ES: AESP has a specific voice. It is personal, tangible, and relatable. Where does that come from?
JS: It comes from our core belief that energy is deeply personal. It’s not just kilowatts and infrastructure; it touches every part of our daily lives. From how we cook dinner to how we stay safe during a storm, energy plays a role and impacts our choices. That’s why we refuse to treat this work as cold or purely technical. Our voice reflects that. Every word we write, every story we tell, is grounded in that understanding. We bring care, humanity, and real-world perspective into everything we do—because at the end of the day, this work is about people, not just programs.
ES: What growth are you seeing right now?
JS: We’re seeing growth in all the right places- reach, relationships, and relevance. Partnerships are becoming more strategic, stretching across industries, geographies, and business models. But what’s most exciting is the shift toward integrated solutions. We’re seeing less of the one-track, efficiency-only mindset and more of an “energy efficiency plus” (EE+) approach, where demand flexibility, electrification, distributed energy resources, asset management, and customer experience are all part of the same conversation.
There’s also a deeper investment in people. Organizations are thinking not just about technical training, but about how to build teams with communication skills and leadership capacity to navigate a rapidly evolving landscape. There’s real momentum around shaping a workforce that’s not only capable, but conscientious and future-ready.
Initiatives That Are Coming Up
ES: One message our team has taken away from AESP is that we need to collaborate to meet the country’s energy needs. What does that collaboration look like to you? Who is that collaboration between?
JS: Collaboration today means more than just sharing data or co-hosting a panel—it’s about building real, working relationships between utilities, contractors, tech providers, policymakers, and the communities they serve.
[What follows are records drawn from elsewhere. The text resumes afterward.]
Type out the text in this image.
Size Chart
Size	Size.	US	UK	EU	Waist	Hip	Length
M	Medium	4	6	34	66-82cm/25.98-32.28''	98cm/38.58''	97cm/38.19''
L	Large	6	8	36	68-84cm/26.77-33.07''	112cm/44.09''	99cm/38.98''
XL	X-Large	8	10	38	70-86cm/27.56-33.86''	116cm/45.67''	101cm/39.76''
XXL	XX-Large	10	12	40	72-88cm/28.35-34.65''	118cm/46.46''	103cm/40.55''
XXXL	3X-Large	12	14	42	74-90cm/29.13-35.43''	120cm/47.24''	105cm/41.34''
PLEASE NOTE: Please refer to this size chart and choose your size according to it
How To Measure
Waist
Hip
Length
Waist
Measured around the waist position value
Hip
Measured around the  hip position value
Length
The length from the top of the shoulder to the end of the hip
It means intentionally putting humans and their energy needs at the center of our processes with intention and shared responsibility toward improving outcomes. We’re seeing a necessary shift away from the old “build it and they will come” mindset. Instead, the most effective organizations are starting with the customer—understanding their lived experience, needs, and priorities—and designing solutions around them. That shift is reshaping how we collaborate and is ultimately leading to a deeper, more lasting impact.
ES: What measure/new technology/energy-saving approaches are you most excited about?
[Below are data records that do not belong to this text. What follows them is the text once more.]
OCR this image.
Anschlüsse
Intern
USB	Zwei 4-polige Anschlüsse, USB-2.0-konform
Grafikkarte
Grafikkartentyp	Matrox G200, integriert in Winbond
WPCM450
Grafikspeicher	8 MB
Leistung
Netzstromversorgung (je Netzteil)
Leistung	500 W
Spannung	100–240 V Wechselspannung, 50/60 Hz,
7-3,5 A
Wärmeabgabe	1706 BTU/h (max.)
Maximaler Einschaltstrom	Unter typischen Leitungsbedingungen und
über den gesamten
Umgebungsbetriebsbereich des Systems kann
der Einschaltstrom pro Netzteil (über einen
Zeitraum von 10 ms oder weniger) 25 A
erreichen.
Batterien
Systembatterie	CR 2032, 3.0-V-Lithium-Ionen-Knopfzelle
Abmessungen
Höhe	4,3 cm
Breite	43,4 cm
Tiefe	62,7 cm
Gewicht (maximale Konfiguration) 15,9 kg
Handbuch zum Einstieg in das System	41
JS: I’m excited about demand flexibility—and how it’s finally coming into its own due to smarter customer engagement, pricing innovation, and long-term system planning. It’s not just about managing peak load anymore; it’s about giving people (both customers and utilities) more control, more value, and a better overall energy experience.
But I’m equally energized by the momentum around workforce development and local capacity building. When done thoughtfully, these efforts go beyond filling jobs; they create lasting, meaningful careers and local economic growth. Getting the right tools into the right hands is critical—but so is making sure those hands are supported, trained, and empowered to lead the energy transition on the ground.
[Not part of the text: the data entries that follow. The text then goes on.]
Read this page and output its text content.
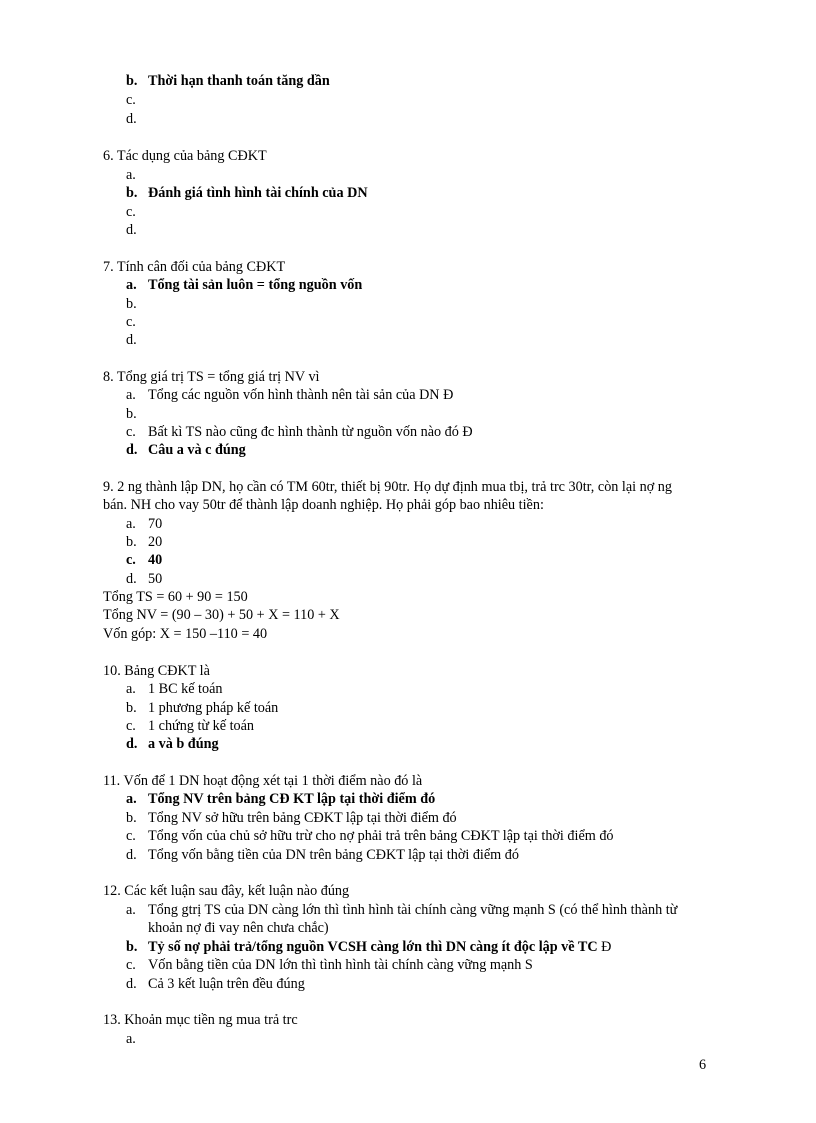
b. Thời hạn thanh toán tăng dần
c.
d.
6. Tác dụng của bảng CĐKT
a.
b. Đánh giá tình hình tài chính của DN
c.
d.
7. Tính cân đối của bảng CĐKT
a. Tổng tài sản luôn = tổng nguồn vốn
b.
c.
d.
8. Tổng giá trị TS = tổng giá trị NV vì
a. Tổng các nguồn vốn hình thành nên tài sản của DN Đ
b.
c. Bất kì TS nào cũng đc hình thành từ nguồn vốn nào đó Đ
d. Câu a và c đúng
9. 2 ng thành lập DN, họ cần có TM 60tr, thiết bị 90tr. Họ dự định mua tbị, trả trc 30tr, còn lại nợ ng
bán. NH cho vay 50tr để thành lập doanh nghiệp. Họ phải góp bao nhiêu tiền:
a. 70
b. 20
c. 40
d. 50
Tổng TS = 60 + 90 = 150
Tổng NV = (90 – 30) + 50 + X = 110 + X
Vốn góp: X = 150 –110 = 40
10. Bảng CĐKT là
a. 1 BC kế toán
b. 1 phương pháp kế toán
c. 1 chứng từ kế toán
d. a và b đúng
11. Vốn để 1 DN hoạt động xét tại 1 thời điểm nào đó là
a. Tổng NV trên bảng CĐ KT lập tại thời điểm đó
b. Tổng NV sở hữu trên bảng CĐKT lập tại thời điểm đó
c. Tổng vốn của chủ sở hữu trừ cho nợ phải trả trên bảng CĐKT lập tại thời điểm đó
d. Tổng vốn bằng tiền của DN trên bảng CĐKT lập tại thời điểm đó
12. Các kết luận sau đây, kết luận nào đúng
a. Tổng gtrị TS của DN càng lớn thì tình hình tài chính càng vững mạnh S (có thể hình thành từ
khoản nợ đi vay nên chưa chắc)
b. Tỷ số nợ phải trả/tổng nguồn VCSH càng lớn thì DN càng ít độc lập về TC Đ
c. Vốn bằng tiền của DN lớn thì tình hình tài chính càng vững mạnh S
d. Cả 3 kết luận trên đều đúng
13. Khoản mục tiền ng mua trả trc
a.
6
ES: Is there anything that we have not asked you that you would like to share?
JS: Just this: AESP is a place where your voice matters—whether you’re new to the field or a seasoned leader, whether you’re sharing a big win or something that didn’t go as planned. This is a community where honest conversations lead to real progress. We learn just as much from what didn’t work as we do from what did, and we make space for those lessons. Bring your ideas, your questions, and your lived experiences to the AESP community. If you’re here, you’re part of the future we’re building—together.